The parking lot also will be part of the California-themed section of the zoo, which includes the entrance and the Channel Islands-inspired Sea Lions Cliffs, now under construction.

"The mission of the zoo is about education and conservation, and what better place to demonstrate sustainable building practices than a California-themed parking lot?" he said. "We want to be a regional model."

The 30-acre lot that he envisions, on the same site as the existing one, will provide 3,500 parking spaces. About 1.5 million people visit the zoo each year.

The lot already is being rebuilt to better reflect its Southern California setting. The Australian eucalyptus trees are being replaced with native sycamores, oaks and other indigenous plants.

Without irony, Lukehart refers to the parking lot, with its burgeoning number of native plants, as a garden -- one that reflects the subtle seasons of Greater Los Angeles.

"When you arrive in this garden this time of year, the sycamore trees are turning California gold, and the clumping grasses are going to seed," he said. "It gives you a sense of place. You're immersed in California here."

The parking lot will have greenbelts or swales of native trees and plants, such as those along the road.

"These are replicated riparian corridors where water can get back into the ground," he said.

Permeable paving also will be used. Before the parking lot was asphalted, Lukehart said, 60% of the rainwater that fell on the area went back into the ground. "As soon as you put in asphalt, 98% of the water goes directly to the L.A. River and then to the ocean," he said.

In 2000, as plans for the zoo's makeover were being hammered out, environmental groups were asked to identify what was most important to them.

Steve Hartman, treasurer of the California Native Plant Society, praised the zoo planners for getting input from concerned people early in the process.

"They did the right thing," he said.

Lukehart ticks off the key elements of the innovative lot.
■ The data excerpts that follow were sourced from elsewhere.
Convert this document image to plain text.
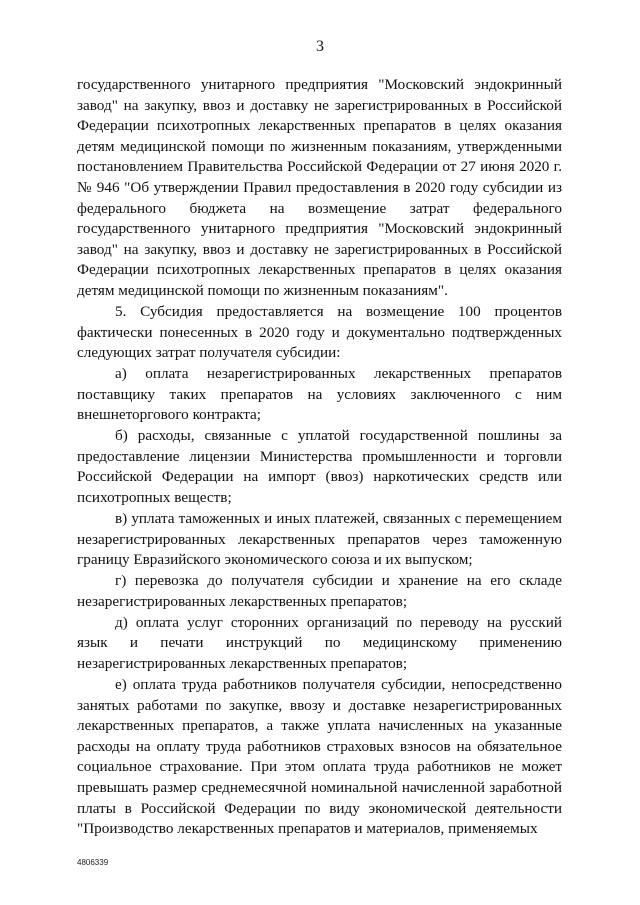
3

государственного унитарного предприятия "Московский эндокринный завод" на закупку, ввоз и доставку не зарегистрированных в Российской Федерации психотропных лекарственных препаратов в целях оказания детям медицинской помощи по жизненным показаниям, утвержденными постановлением Правительства Российской Федерации от 27 июня 2020 г. № 946 "Об утверждении Правил предоставления в 2020 году субсидии из федерального бюджета на возмещение затрат федерального государственного унитарного предприятия "Московский эндокринный завод" на закупку, ввоз и доставку не зарегистрированных в Российской Федерации психотропных лекарственных препаратов в целях оказания детям медицинской помощи по жизненным показаниям".

5. Субсидия предоставляется на возмещение 100 процентов фактически понесенных в 2020 году и документально подтвержденных следующих затрат получателя субсидии:

а) оплата незарегистрированных лекарственных препаратов поставщику таких препаратов на условиях заключенного с ним внешнеторгового контракта;

б) расходы, связанные с уплатой государственной пошлины за предоставление лицензии Министерства промышленности и торговли Российской Федерации на импорт (ввоз) наркотических средств или психотропных веществ;

в) уплата таможенных и иных платежей, связанных с перемещением незарегистрированных лекарственных препаратов через таможенную границу Евразийского экономического союза и их выпуском;

г) перевозка до получателя субсидии и хранение на его складе незарегистрированных лекарственных препаратов;

д) оплата услуг сторонних организаций по переводу на русский язык и печати инструкций по медицинскому применению незарегистрированных лекарственных препаратов;

е) оплата труда работников получателя субсидии, непосредственно занятых работами по закупке, ввозу и доставке незарегистрированных лекарственных препаратов, а также уплата начисленных на указанные расходы на оплату труда работников страховых взносов на обязательное социальное страхование. При этом оплата труда работников не может превышать размер среднемесячной номинальной начисленной заработной платы в Российской Федерации по виду экономической деятельности "Производство лекарственных препаратов и материалов, применяемых

4806339
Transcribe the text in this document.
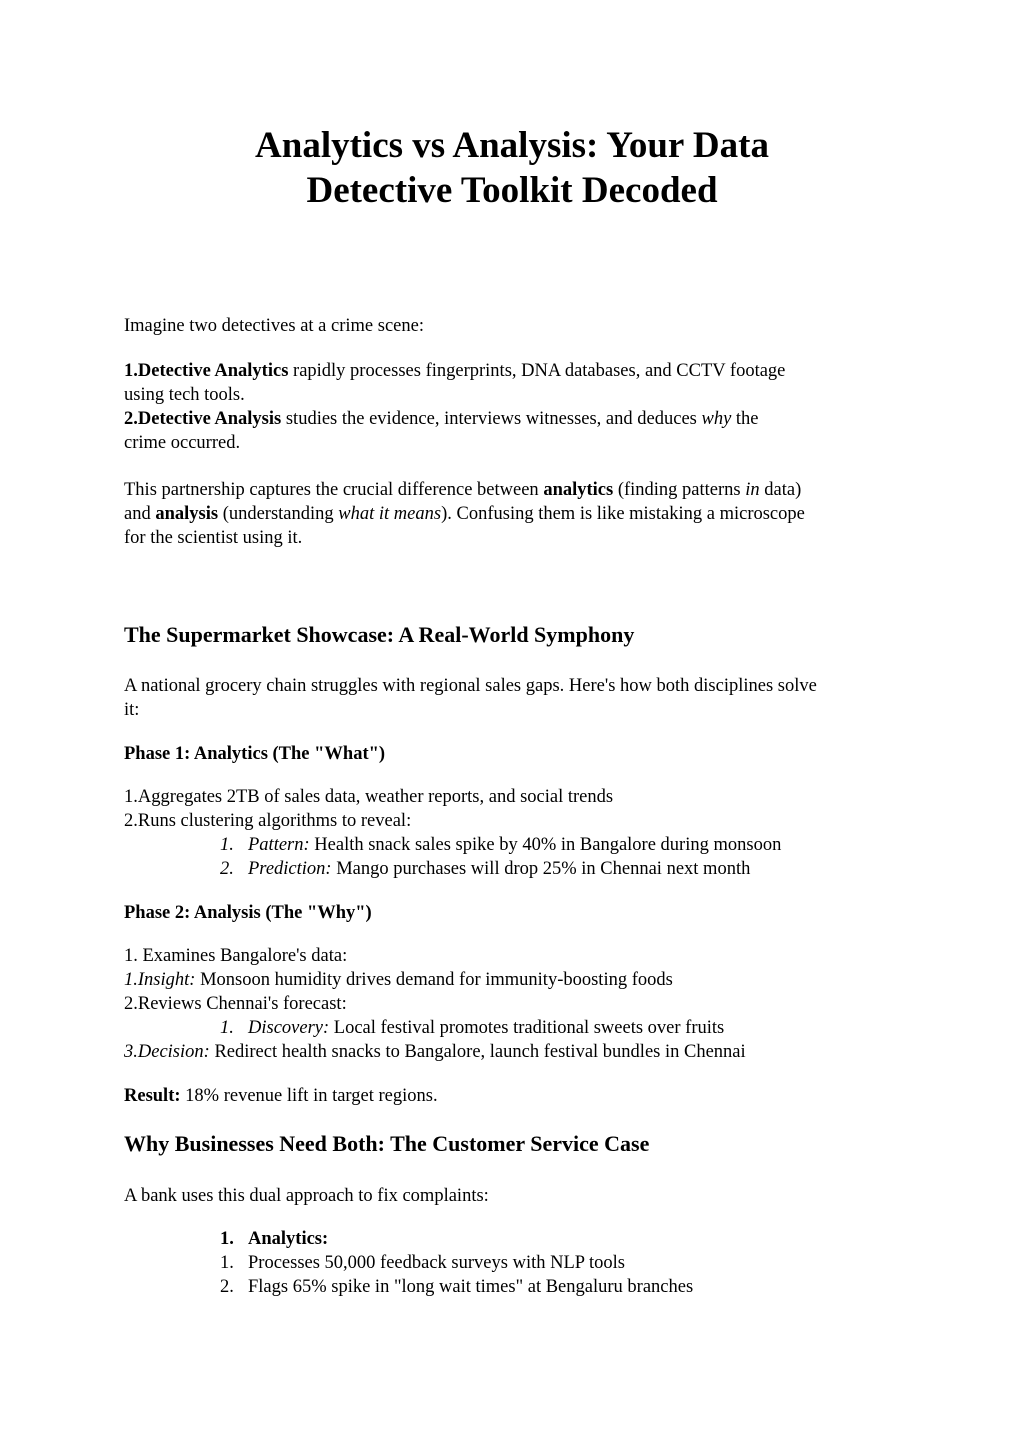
Analytics vs Analysis: Your Data
Detective Toolkit Decoded
Imagine two detectives at a crime scene:
1.Detective Analytics rapidly processes fingerprints, DNA databases, and CCTV footage
using tech tools.
2.Detective Analysis studies the evidence, interviews witnesses, and deduces why the
crime occurred.
This partnership captures the crucial difference between analytics (finding patterns in data)
and analysis (understanding what it means). Confusing them is like mistaking a microscope
for the scientist using it.
The Supermarket Showcase: A Real-World Symphony
A national grocery chain struggles with regional sales gaps. Here's how both disciplines solve
it:
Phase 1: Analytics (The "What")
1.Aggregates 2TB of sales data, weather reports, and social trends
2.Runs clustering algorithms to reveal:
1. Pattern: Health snack sales spike by 40% in Bangalore during monsoon
2. Prediction: Mango purchases will drop 25% in Chennai next month
Phase 2: Analysis (The "Why")
1. Examines Bangalore's data:
1.Insight: Monsoon humidity drives demand for immunity-boosting foods
2.Reviews Chennai's forecast:
1. Discovery: Local festival promotes traditional sweets over fruits
3.Decision: Redirect health snacks to Bangalore, launch festival bundles in Chennai
Result: 18% revenue lift in target regions.
Why Businesses Need Both: The Customer Service Case
A bank uses this dual approach to fix complaints:
1. Analytics:
1. Processes 50,000 feedback surveys with NLP tools
2. Flags 65% spike in "long wait times" at Bengaluru branches
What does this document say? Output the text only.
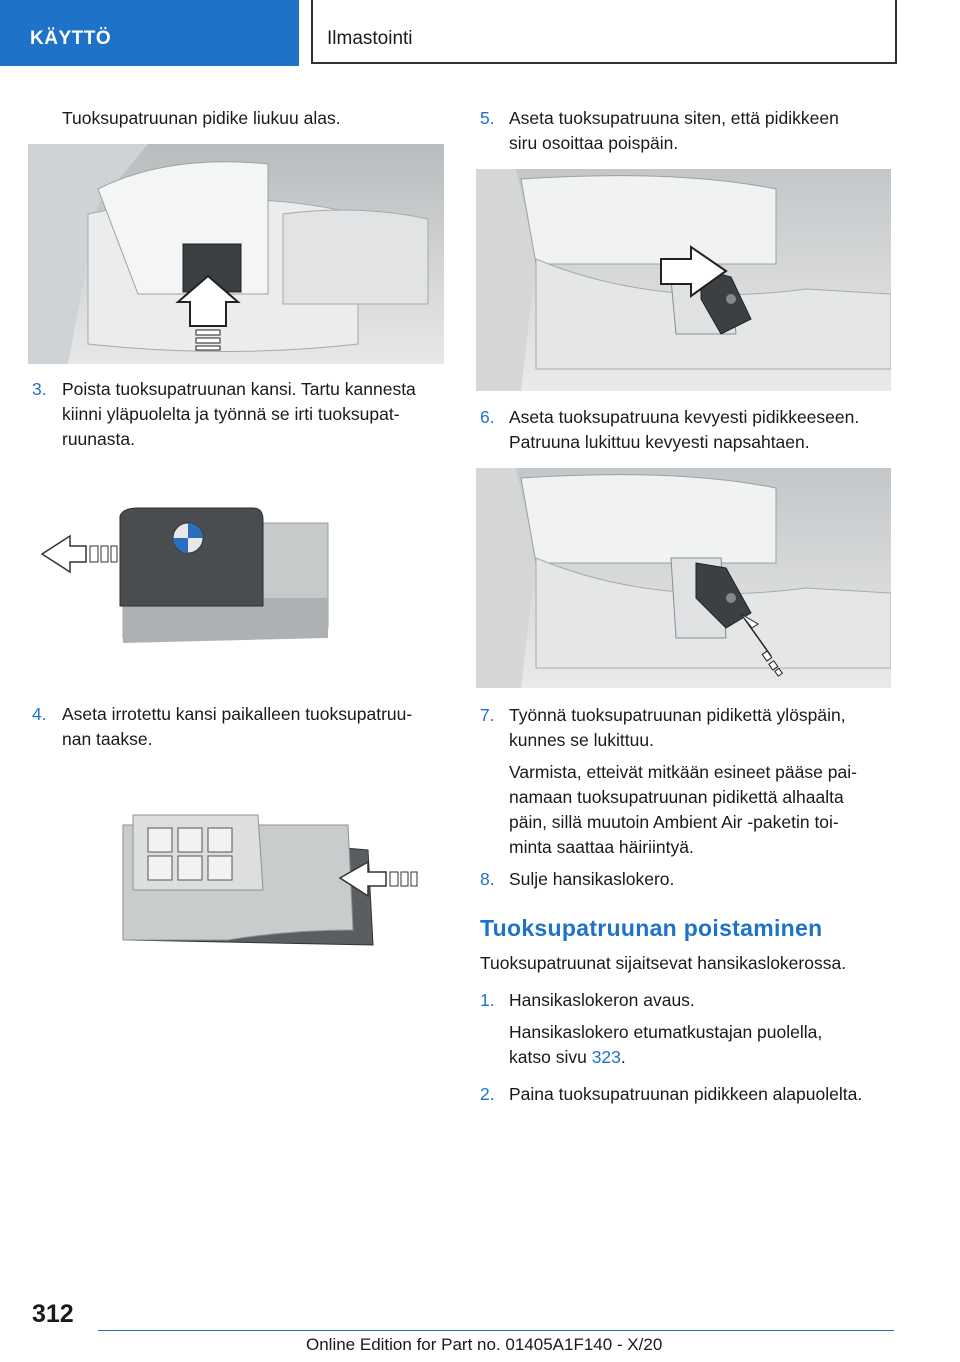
KÄYTTÖ	Ilmastointi
Tuoksupatruunan pidike liukuu alas.
3. Poista tuoksupatruunan kansi. Tartu kannesta
kiinni yläpuolelta ja työnnä se irti tuoksupat-
ruunasta.
4. Aseta irrotettu kansi paikalleen tuoksupatruu-
nan taakse.
5. Aseta tuoksupatruuna siten, että pidikkeen
siru osoittaa poispäin.
6. Aseta tuoksupatruuna kevyesti pidikkeeseen.
Patruuna lukittuu kevyesti napsahtaen.
7. Työnnä tuoksupatruunan pidikettä ylöspäin,
kunnes se lukittuu.
Varmista, etteivät mitkään esineet pääse pai-
namaan tuoksupatruunan pidikettä alhaalta
päin, sillä muutoin Ambient Air -paketin toi-
minta saattaa häiriintyä.
8. Sulje hansikaslokero.
Tuoksupatruunan poistaminen
Tuoksupatruunat sijaitsevat hansikaslokerossa.
1. Hansikaslokeron avaus.
Hansikaslokero etumatkustajan puolella,
katso sivu 323.
2. Paina tuoksupatruunan pidikkeen alapuolelta.
312
Online Edition for Part no. 01405A1F140 - X/20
Its most visionary feature is the solar trees. Covering three acres, these futuristic structures will shade visitors' cars and may generate 30% of the electricity that the zoo uses, Lukehart said.

Without shade, the asphalt and the surrounding area get hotter when baked by the sun, he said, and "more heat means more air conditioning."

The plan also calls for three acres of native trees.

The Economic Development Group of the Los Angeles Department of Water and Power will invest $3 million in the project. The zoo hopes to get the rest of the money from grants and other city funds.

Lukehart already can see what the new lot will be like. Schoolchildren, getting off their buses, will spot the parade of solar trees and ask their teachers, "What's that?" There will be explanatory signs and exhibits, and zoo docents will be able to start their spiels in the parking lot by explaining how plants filter water and the purpose of photovoltaic cells.

For Lukehart, it's every bit as exciting as swimming hippos. He predicts: "All our guests are going to see this."